Así las cosas, el objetivo de diversos partidos políticos es restar protagonismo al coche y devolvérselo al peatón y a medios no contaminantes. Esto exige una redistribución del espacio. Y el primer perjudicado es el automóvil. El consistorio, aprovechando la situación generada por el virus, ha empezado a reducir la superficie destinada a la circulación y al aparcamiento, con soluciones no siempre afortunadas. Frente a ello, se han alzado voces que denuncian que en la ciudad no hay aparcamientos suficientes si no se utilizan las calles. Las cifras, sin embargo, dicen otra cosa. En 2019, había en Barcelona 592.314 turismos y 567.387 plazas de aparcamiento cubierto, es decir, fuera de la calzada. De modo que menos de 25.000 vehículos necesitaban un lugar donde dormir. Hay suficientes plazas en garajes y aparcamientos. Sólo la red municipal (B-SM) ofrece 13.000, es decir más de la mitad de las necesarias. Así que el problema no es dónde dejar el coche, sino dónde dejarlo sin pagar. La alcaldesa, Ada Colau, siguiendo la norma de no decir nunca nada que pueda incomodar al votante, es incapaz de repetir lo que dijo el alcalde de Pontevedra, Miguel Anxo (BNG), el pasado mes de marzo en el VIII Congreso Ciudades que caminan: “Como alcalde no tengo la obligación de buscarle a nadie donde aparcar su coche". Una verdad infinita, aunque pueda restar votos.

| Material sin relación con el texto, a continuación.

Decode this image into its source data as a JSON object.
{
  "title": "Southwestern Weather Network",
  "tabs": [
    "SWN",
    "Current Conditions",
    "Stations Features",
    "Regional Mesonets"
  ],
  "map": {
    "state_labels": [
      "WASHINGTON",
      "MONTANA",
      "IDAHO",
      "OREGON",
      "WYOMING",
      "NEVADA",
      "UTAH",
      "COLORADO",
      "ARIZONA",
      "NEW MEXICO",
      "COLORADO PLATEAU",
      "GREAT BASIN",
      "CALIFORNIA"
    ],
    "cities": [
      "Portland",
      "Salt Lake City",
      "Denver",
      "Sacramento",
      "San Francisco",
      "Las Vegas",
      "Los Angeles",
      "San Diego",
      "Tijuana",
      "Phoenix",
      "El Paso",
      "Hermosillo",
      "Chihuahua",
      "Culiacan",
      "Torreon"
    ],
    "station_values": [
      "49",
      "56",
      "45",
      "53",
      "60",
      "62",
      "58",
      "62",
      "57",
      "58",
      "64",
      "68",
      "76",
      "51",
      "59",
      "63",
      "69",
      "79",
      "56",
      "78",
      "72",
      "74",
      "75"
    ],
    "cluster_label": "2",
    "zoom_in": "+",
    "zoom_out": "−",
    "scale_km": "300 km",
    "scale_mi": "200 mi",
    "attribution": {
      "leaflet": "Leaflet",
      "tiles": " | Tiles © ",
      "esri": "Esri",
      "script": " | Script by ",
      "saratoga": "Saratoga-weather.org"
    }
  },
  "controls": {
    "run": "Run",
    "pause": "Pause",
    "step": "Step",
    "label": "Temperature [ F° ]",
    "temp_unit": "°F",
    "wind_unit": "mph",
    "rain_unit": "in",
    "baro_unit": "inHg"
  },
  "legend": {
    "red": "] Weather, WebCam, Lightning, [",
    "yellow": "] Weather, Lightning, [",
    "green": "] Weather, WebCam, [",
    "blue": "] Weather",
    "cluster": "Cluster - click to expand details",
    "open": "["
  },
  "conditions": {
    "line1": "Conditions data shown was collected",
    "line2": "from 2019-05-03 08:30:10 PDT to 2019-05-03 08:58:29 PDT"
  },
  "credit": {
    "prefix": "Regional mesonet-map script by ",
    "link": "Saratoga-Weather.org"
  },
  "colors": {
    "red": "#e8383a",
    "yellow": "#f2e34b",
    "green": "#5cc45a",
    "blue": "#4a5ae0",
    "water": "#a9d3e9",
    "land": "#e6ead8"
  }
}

Es evidente que, como dice Marcelo Pakman en su último libro (A flor de piel, Gedisa), hay medidas destinadas a proteger la salud de la ciudadanía que no pocos sectores de la población se empeñan en ver como una limitación de las libertades individuales. Pasa con el coche, pasa con el virus.
Frente a ello hay que exigir claridad a los políticos que toman las decisiones. No ha sido claro el consistorio barcelonés al explicar las limitaciones al coche. Ni ha habido diálogo ni explicaciones suficientes, de ahí buena parte de las críticas a las medidas adoptadas, aunque apenas nadie cuestione el objetivo general.
Después de todo, las calles están muy desigualmente repartidas. En l'Eixample, donde reside y vive buena parte de los barceloneses, el tráfico (con su secuela de ruidos, malos olores y gases contaminantes) se queda con el 65% del espacio. No parece excesivamente razonable para el peatón.
Para bien o para mal (más bien para mal porque envenenan la convivencia) las horrorosas pinturas vertidas aquí y allá, a lo Matisse, han sido interpretadas como pinturas de guerra cuando, en realidad, trataban de restablecer el equilibrio perdido y pacificar las calles.
Otra cosa es la polémica sobre los bloques de hormigón. El problema principal no son esos mismos bloques sino su inutilidad. Es evidente que los vehículos los sortean para circular y aparcar por la zona supuestamente reservada a los peatones. La queja del sector de las motos respecto a que son un peligro se cae cuando los ciclistas los aplauden y dicen que no los consideran en absoluto peligrosos. Porque cualquiera puede estamparse contra uno de esos bloques, pero seguro que no será porque el hormigón se haya movido con la aviesa idea de empotrarse contra la moto.